Come è nata la passione così specifica per l’arredamento del food system? A pensarci bene non è un’idea così semplice da immaginare.
“Perché sono nato in un ristorante, mia madre l’ho sempre vista cucinare e mio papà costruiva forni. La prima cosa che ho pensato di fare a diciotto anni, per iniziare a guadagnare un po’ di soldi, è stata vendere la farina ai fornai clienti di mio papà. Nasce tutto da quell’esperienza.
Ho avuto l’idea di far vedere il loro lavoro e la loro arte, di portarli fuori dal laboratorio, di farli conoscere creando banconi a vista, rendendo visibile il mistero e la meraviglia del pane. La panificazione è un rito sacro, una sorta di genesi, simbolo di accoglienza, coesione, abbondanza. È stato un successo, anche a livello imprenditoriale”.
Le persone quindi sono sempre al centro del lavoro. Quanto vale l’arredamento per il successo di un ristorante?
“Senza le persone non fai niente, senza comprendere il loro lavoro non riesci a essere utile. Se non rendi funzionale un ambiente potrà essere anche bellissimo, ma non servirà a nulla.
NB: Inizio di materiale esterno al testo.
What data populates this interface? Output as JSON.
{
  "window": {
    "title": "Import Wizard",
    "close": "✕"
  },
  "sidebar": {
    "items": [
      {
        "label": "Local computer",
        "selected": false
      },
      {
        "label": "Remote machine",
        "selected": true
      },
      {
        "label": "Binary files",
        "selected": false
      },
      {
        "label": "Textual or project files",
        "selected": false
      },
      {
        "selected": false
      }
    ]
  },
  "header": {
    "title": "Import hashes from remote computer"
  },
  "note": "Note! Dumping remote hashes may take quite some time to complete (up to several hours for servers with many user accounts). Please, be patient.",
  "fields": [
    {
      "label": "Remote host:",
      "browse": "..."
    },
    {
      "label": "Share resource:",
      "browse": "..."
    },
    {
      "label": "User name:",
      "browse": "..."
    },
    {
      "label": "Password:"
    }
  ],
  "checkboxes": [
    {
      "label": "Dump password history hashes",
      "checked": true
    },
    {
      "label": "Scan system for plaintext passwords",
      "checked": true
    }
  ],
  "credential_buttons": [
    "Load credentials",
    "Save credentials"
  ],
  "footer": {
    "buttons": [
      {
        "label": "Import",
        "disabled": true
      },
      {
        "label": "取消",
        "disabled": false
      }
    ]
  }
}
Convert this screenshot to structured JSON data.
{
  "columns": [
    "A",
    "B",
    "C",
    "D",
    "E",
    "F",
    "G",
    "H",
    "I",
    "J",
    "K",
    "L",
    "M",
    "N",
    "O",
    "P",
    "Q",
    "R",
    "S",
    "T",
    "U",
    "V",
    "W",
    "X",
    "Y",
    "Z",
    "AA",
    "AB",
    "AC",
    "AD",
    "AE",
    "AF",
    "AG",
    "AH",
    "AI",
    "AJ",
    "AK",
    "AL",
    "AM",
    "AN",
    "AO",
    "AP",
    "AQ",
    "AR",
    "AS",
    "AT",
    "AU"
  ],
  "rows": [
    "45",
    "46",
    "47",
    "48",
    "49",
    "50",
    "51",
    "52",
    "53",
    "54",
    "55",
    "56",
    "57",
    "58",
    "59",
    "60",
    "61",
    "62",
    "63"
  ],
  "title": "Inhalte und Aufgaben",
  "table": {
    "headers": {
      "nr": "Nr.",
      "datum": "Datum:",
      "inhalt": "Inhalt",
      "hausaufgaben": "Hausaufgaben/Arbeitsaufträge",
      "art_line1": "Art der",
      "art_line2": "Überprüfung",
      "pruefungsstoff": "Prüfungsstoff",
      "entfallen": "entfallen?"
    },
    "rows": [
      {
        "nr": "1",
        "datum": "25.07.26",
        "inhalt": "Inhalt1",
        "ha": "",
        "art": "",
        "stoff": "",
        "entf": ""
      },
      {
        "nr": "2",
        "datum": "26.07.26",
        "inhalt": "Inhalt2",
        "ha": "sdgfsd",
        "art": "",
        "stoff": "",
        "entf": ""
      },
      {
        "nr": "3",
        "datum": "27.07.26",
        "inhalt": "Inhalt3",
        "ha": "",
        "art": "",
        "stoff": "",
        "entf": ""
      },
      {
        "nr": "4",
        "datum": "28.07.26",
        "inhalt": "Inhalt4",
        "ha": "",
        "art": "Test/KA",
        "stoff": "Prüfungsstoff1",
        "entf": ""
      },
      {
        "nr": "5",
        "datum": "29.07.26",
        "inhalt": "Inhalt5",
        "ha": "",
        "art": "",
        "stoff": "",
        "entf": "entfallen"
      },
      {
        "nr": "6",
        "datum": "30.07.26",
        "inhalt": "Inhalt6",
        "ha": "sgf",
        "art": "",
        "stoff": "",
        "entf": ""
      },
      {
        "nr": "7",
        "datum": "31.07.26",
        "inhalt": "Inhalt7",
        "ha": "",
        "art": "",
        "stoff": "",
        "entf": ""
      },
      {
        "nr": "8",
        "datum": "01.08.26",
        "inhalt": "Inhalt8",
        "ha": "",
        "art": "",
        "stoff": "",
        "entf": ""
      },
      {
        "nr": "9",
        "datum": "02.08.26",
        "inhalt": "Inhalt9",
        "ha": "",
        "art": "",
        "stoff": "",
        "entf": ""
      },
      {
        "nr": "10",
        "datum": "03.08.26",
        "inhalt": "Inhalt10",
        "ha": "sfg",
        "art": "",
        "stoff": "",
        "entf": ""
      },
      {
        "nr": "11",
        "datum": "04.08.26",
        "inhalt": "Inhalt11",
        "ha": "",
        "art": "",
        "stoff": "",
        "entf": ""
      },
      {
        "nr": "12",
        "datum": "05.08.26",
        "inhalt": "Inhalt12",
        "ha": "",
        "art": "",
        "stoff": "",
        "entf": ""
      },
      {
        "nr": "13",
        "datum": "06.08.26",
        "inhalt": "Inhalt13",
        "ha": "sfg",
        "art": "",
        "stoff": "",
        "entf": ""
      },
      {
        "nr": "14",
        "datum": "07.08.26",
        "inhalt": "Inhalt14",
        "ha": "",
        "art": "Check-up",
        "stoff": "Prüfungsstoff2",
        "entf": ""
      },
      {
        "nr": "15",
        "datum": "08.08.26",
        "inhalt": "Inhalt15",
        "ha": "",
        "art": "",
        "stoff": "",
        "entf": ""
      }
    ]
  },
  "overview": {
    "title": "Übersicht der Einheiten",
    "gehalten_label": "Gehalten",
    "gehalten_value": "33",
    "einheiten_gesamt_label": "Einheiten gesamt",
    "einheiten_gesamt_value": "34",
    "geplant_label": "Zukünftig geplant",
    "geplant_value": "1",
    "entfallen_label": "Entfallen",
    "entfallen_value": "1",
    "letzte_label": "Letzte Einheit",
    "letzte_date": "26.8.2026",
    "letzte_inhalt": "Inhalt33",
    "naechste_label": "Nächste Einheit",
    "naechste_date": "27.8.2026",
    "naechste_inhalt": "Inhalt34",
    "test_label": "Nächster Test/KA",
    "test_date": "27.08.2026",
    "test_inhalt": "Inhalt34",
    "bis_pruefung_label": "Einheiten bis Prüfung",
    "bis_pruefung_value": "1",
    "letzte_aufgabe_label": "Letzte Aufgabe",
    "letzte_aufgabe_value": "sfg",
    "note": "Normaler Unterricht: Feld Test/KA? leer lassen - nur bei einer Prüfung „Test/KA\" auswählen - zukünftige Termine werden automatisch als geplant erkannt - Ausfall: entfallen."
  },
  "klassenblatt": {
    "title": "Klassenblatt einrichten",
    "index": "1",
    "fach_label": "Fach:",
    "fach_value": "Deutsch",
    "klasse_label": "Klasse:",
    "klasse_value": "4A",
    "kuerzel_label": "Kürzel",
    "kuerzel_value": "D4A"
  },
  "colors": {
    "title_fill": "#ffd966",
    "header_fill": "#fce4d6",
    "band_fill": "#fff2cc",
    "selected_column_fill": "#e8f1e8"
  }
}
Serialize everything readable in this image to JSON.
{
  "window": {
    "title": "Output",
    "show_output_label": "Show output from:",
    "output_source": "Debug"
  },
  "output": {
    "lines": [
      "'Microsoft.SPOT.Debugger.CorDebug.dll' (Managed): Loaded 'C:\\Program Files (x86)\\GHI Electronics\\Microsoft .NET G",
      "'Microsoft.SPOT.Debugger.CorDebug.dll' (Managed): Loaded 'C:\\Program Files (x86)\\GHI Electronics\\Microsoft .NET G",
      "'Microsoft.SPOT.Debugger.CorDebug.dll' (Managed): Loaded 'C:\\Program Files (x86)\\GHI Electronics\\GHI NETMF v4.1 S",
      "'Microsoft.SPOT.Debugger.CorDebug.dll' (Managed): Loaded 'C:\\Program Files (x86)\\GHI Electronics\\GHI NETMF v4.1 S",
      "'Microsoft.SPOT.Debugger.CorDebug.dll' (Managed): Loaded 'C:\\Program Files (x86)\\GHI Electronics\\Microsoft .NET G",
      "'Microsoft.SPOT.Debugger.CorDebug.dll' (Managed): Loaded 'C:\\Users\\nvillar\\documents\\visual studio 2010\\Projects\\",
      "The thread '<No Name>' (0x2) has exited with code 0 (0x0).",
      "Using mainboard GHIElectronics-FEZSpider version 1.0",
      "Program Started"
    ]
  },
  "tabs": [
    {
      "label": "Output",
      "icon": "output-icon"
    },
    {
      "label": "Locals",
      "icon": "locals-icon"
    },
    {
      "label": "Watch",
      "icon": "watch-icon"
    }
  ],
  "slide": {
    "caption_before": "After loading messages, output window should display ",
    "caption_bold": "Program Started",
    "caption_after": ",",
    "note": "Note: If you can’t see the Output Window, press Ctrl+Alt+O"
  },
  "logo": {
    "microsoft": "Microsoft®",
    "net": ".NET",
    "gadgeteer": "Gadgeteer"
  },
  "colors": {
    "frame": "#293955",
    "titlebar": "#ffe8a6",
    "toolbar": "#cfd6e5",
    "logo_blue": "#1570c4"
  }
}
La storia è piena di ristoranti meravigliosi che sono falliti. L’arredo non è il primo elemento di successo. Prima vengono l’empatia, il sorriso, la qualità del servizio, il prodotto. L’arredamento diventa un fattore competitivo solo se sa interpretare e valorizzare tutti gli altri fattori. Altrimenti è bellezza inutile.
E io non sopporto l’inutilità delle cose”.